Vacina Contra a Gripe A: Uma Dose de Verdade


Pesquisadores canadenses comprovaram que a vacina aplicada para proteger contra infecções pelo vírus H1N1 pode levar pacientes a desenvolver síndrome neurológica que afeta controle dos músculos


Quando o Ministério da Saúde lançou a campanha de vacinação contra a gripe suína no Brasil, em março de 2010, surgiram uma série de teorias conspiratórias que colocavam em dúvida a eficácia da vacina. Na época, inúmeros sites povoaram a internet com informações contrárias às campanhas de vacinação e diversas mensagens alarmistas circularam por e-mail. Algumas apelavam dizendo que a vacina contra a gripe H1N1 foi criada com o objetivo de reduzir a população do planeta e chegaram a distorcer informações verdadeiras para produzir medo. Diziam, por exemplo, que havia mercúrio no medicamento. De fato, na vacina contra o vírus H1N1 há um derivado do mercúrio, o timerosal, um bactericida largamente utilizado em vários tipos de vacinas. Diziam também que havia escaleno, que seria tóxico, etc. Todos esses rumores que circularam naquela ocasião foram divulgados por mim em duas postagens, "A conspiração da gripe suína" (18/03/2010) e "Gripe suína: a revolta da vacina" (28/03/2010). Também naquela ocasião, alguns sites chegaram a noticiar que a vacina contra a gripe podia provocar uma doença neurológica, a Síndrome de Guillain-Barré. Isto sim, tem um fundo de verdade. Pelo menos ficamos sabendo disso agora. 

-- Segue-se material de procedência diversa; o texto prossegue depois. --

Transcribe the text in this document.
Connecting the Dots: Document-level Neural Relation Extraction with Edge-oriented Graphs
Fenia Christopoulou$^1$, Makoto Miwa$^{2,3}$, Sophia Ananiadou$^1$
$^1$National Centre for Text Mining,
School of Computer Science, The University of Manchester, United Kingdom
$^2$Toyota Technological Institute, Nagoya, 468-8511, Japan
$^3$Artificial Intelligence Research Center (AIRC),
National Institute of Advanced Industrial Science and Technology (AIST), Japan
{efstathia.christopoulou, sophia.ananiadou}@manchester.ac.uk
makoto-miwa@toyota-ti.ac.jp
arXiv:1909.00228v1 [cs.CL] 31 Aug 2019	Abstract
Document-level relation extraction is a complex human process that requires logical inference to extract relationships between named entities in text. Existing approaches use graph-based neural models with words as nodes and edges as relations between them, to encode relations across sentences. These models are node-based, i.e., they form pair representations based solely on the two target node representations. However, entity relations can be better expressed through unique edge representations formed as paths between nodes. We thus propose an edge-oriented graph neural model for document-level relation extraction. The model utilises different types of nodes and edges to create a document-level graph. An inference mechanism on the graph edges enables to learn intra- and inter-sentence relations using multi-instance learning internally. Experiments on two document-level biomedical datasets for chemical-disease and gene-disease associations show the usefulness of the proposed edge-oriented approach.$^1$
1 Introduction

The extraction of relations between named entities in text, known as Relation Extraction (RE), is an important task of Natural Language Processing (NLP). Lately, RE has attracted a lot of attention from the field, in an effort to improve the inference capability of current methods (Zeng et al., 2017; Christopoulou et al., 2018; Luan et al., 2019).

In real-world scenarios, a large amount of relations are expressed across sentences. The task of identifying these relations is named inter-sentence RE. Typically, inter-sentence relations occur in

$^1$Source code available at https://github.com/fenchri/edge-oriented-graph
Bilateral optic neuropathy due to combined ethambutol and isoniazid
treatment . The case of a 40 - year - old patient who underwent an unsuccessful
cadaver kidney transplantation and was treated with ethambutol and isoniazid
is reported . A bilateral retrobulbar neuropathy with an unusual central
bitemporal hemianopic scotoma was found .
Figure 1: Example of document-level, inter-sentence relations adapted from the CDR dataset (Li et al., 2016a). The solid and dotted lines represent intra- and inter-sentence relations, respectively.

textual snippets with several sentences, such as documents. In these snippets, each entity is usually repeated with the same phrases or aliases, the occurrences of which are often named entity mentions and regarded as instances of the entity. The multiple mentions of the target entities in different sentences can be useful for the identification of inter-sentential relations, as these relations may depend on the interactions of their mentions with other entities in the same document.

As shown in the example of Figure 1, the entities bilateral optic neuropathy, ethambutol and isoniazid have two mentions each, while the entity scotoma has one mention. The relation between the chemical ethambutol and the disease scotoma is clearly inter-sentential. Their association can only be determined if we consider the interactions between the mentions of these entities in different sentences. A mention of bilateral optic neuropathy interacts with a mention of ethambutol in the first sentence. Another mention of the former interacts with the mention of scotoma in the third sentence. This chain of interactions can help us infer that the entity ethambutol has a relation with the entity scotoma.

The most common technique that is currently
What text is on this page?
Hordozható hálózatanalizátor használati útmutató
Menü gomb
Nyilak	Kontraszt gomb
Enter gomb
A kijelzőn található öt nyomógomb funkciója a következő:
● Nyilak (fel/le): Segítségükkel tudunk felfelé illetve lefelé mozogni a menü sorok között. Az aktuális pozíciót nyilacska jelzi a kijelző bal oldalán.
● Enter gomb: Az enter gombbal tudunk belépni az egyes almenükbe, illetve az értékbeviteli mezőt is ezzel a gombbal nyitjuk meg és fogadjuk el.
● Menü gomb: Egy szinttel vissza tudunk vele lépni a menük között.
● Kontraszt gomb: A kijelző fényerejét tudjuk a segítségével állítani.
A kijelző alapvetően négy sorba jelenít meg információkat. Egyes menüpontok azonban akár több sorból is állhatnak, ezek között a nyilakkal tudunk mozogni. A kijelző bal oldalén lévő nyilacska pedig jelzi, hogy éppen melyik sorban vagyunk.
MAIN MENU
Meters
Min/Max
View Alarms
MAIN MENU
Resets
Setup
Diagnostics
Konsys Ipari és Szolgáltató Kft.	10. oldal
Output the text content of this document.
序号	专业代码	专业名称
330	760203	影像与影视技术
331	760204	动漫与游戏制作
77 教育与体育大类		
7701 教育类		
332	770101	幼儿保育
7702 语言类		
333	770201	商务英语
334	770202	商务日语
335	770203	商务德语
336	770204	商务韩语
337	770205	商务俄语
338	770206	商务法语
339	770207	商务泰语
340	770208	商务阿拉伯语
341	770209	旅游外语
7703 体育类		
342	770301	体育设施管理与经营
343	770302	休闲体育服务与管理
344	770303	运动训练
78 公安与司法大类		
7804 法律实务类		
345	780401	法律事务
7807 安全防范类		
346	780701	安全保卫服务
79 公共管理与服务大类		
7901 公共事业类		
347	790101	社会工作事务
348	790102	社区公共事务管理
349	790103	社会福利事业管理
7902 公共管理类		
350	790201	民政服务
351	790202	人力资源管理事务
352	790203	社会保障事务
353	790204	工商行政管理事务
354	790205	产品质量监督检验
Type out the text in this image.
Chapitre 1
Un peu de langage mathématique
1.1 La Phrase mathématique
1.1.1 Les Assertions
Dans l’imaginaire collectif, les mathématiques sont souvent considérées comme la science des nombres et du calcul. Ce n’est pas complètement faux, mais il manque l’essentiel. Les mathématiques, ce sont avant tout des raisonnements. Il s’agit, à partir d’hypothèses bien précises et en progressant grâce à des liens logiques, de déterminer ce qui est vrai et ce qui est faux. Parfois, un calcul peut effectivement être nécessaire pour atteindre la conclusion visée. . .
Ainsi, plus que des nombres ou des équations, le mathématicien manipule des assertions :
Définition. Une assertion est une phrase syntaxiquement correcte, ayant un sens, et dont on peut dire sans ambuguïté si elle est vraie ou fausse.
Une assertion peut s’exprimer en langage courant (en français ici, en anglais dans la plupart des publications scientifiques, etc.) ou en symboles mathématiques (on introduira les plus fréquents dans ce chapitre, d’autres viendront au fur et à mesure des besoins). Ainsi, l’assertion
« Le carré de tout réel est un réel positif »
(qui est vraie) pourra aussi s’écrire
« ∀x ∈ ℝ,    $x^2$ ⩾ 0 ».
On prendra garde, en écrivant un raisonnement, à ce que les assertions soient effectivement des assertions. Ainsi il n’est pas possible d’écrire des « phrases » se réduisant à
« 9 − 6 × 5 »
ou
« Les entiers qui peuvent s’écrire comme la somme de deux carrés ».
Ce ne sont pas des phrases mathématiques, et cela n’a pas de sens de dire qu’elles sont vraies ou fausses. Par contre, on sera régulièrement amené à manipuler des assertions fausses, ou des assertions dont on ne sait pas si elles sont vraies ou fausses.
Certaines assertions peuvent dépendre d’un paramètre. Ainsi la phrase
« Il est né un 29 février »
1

Pesquisadores canadenses descobriram recentemente que a vacina contra a gripe H1N1 está associada a um risco pequeno, porém significativo de uma doença neurológica conhecida como Síndrome de Guillain-Barré, conforme publicou no dia 11/07/2012 o site Isaude.net
Contudo, os resultados sugerem que os benefícios da vacina compensam o risco.
A síndrome atinge os nervos e afeta os movimentos. Aos poucos, o paciente perde reflexos e a capacidade de controle dos músculos. Nos casos mais graves, a função respiratória é prejudicada. Pesquisadores acreditam que essa síndrome é autoimune, ou seja, é causada por uma reação exagerada do próprio sistema de defesa do corpo, que passa a atacar os nervos. O processo seria desencadeado por algum agente externo.
O líder da pesquisa Philippe De Wals, da Universidade Laval e seus colegas conduziram um estudo para avaliar o risco da condição após a administração da vacina contra a pandemia de gripe.
No outono de 2009, uma campanha de vacinação foi lançada em Quebec contra a cepa pandêmica de H1N1. Até o final do ano, 4,4 milhões de moradores foram vacinados. O estudo incluiu o acompanhamento durante o período de 6 meses de outubro de 2009 a março de 2010 para os casos suspeitos e confirmados da síndrome.
Durante o período de 6 meses, 83 casos confirmados da Síndrome de Guillain-Barré foram identificados. Vinte e cinco casos confirmados foram vacinados contra a gripe 2009, 8 semanas ou menos antes do início da doença, com a maioria sendo vacinada 4 semanas ou menos antes do início.
A análise dos dados indicou um risco pequeno, mas significativo da síndrome após a vacinação da gripe A (H1N1). O número de casos atribuíveis à vacinação foi de aproximadamente 2 por 1 milhão de doses. O excesso de risco foi observado apenas em pessoas de 50 anos de idade ou mais.
"O risco individual de internação após uma infecção por vírus influenza documentado foi de 1 por 2.500 e o risco de morte foi 1 em 73 mil. A vacina H1N1 foi muito eficaz na prevenção de infecções e complicações. Acreditamos que os benefícios da imunização compensam os riscos", concluem os autores.